Duties and Responsibilities:
1. | Establishes, or recommends to management, major corporate strategies, objectives, and policies for company. | |
| 2. | Recommends modifications to existing corporate programs. | |
3. | Directs preparation of budgets, reviews budget proposals, and prepares necessary supporting documentation and justification. | |
4. | Part of the Company’s M&A team. Responsible for financial due diligence, control evaluation and valuation, deal structure of target acquisitions. | |
| 5. | Direct company operations to meet budget and other financial goals | |
6. | Direct short-term and long-range planning and budget development to support strategic business goals. | |
7. | Establish the performance goals, allocate resources, and assess policies for senior management | |
| 8. | Demonstrate successful execution of business strategies for company products and services |
9. | Direct and participate in acquisition and growth activities to support overall business objectives and plans | |
| 10. | Participate in fund raising efforts | |
11. | Develop, establish, and direct execution of operating policies to support overall company policies and objectives | |
| | | | | | | |
Exhibit B
Executive Bonus Compensation Plan
1. 2007 Bonus. Executive shall receive a bonus of $37,500 within thirty (30) days after the Commencement Date.

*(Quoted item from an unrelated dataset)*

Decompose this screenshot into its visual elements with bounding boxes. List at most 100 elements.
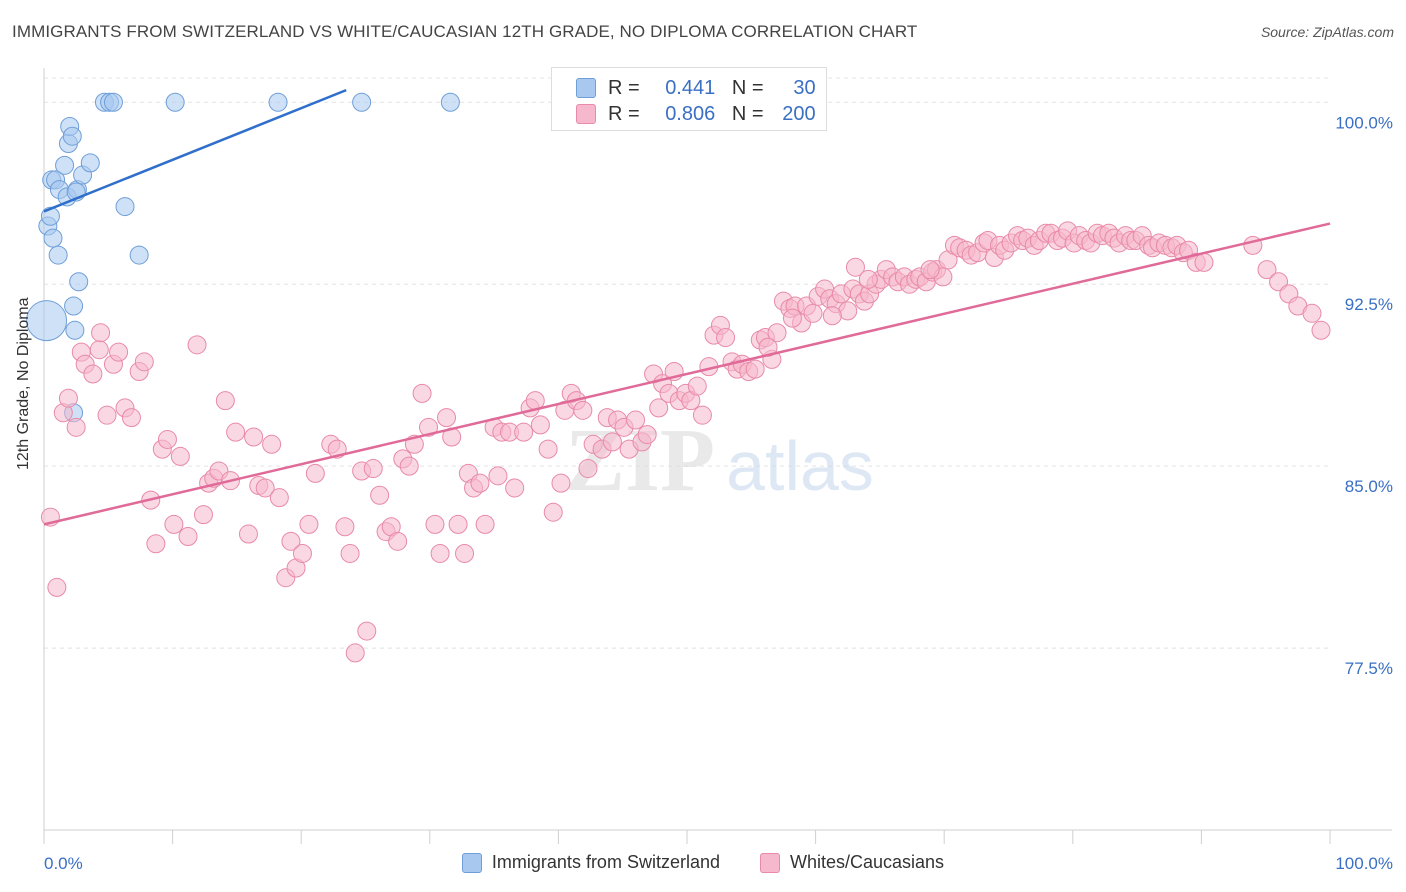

2. Management Incentive Plan. During each calendar year of the Executive Employment Agreement, beginning 2008, Executive shall be entitled to receive 50% of his base salary for that year as a bonus (the “Target Bonus”) upon completion of targeted goals, objectives and milestones established and approved by the Board. Prior to the commencement of each calendar year, Executive shall submit to the Board for approval a proposed “Bonus Plan” for the upcoming calendar year. Executive’s proposed Bonus Plan shall include a description of the goals, objectives and milestones and attendant bonus payments that shall be made by the Company to Executive in the event the Company attains such goals, objectives and milestones. The Board shall review, and at the Board’s discretion, modify and adopt the Bonus Plan, specifying the terms, conditions and amounts. The Bonus Plan as modified and adopted by a resolution of the Board shall be the Bonus Plan in effect for the respective calendar year. The bonus shall be paid no more than 30 days after the filing of the Company’s Form 10-K.
3. Termination. In the event Executive is terminated before the end of any calendar year by the Employer without “Cause” (as defined in Section 5.1(d)), or by election of the Executive for “Cause” (as set forth in Section 5.1(a)), Executive shall receive the Target Bonus for that year no later than thirty (30) days following such termination.
4. Bonus Payout. The Board may elect to pay up to 50% of the bonus in fully vested and exercisable restricted stock or stock units.